2. Insurance coverage will be reduced if the stock market crashes
In the case of death or maturity, insurance companies must pay the sum promised or fund value, according to IRDAI. A portion of your premium goes toward life insurance, with the rest going into the connected investment vehicle. Contract principles and IRDAI regulations force the insurance business to pay the sum pledged or the fund value, whichever is greater, in the case of the policyholder's death. The sum protected is usually 10 times the annual payment.
3. ULIPs' Outcome
You have complete control over how much danger you are willing to take. In an automobile, you can move quickly and slowly, or at a normal pace to reach your destination. Driving faster will also bring you to your destination faster, but there are also certain risks associated. That isn't to say that driving a car is risk-free. Similarly, if you want to grow your money quicker and make higher returns, you have to take some risks and invest in equity-linked ULIPs. If you are risk-averse, though, you may prefer to invest in debt funds, which may provide lower returns but more stability.

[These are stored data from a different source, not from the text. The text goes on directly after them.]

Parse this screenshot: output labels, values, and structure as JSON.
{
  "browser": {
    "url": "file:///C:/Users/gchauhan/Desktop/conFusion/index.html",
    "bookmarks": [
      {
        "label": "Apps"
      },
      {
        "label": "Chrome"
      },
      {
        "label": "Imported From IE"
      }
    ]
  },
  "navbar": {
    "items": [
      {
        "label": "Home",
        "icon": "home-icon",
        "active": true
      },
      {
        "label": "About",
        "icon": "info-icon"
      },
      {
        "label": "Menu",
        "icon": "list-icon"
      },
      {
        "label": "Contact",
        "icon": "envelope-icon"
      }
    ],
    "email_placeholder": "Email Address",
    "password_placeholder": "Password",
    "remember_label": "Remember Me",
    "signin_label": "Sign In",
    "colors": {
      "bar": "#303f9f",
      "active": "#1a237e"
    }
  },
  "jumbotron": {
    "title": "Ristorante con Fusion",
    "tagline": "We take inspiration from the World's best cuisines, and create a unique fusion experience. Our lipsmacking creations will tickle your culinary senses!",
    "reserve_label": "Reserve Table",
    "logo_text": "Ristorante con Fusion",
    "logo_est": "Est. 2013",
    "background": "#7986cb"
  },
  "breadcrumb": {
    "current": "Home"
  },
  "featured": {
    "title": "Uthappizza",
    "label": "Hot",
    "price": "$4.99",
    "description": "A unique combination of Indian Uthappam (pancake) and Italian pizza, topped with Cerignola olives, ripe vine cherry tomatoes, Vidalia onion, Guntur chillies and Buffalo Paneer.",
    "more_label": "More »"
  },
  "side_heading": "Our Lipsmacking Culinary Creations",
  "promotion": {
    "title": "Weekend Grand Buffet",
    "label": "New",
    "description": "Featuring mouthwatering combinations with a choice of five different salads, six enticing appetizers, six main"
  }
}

4. The Return on ULIPs is Low
Over the previous five years, ULIPs have achieved up to 67 percent of absolute returns. Due to a lack of awareness, many investors mistake ULIPs with endowment plans and believe that they provide low returns. ULIPs, on the other hand, have consistently provided positive returns to investors. The Pension Advantage Plan of Future Generali Life Insurance was able to reward investors with absolute profits of 67 percent in just five years.
Take Away
When it comes to money, you have the access to the best of both worlds, and ULIPs provide this. ULIPs are a fantastic way to build your money now. They are able to combine insurance benefits with tax savings in this way and additionally, purchasing These ULIPs online saves you money, allowing you to invest more.
Also read- How To Get Better Returns With ULIPs?
Should I Purchase An ULIP For Wealth Creation?
Disclaimer: This article is issued in the general public interest and meant for general information purposes only. Readers are advised not to rely on the contents of the article as conclusive in nature and should research further or consult an expert in this regard.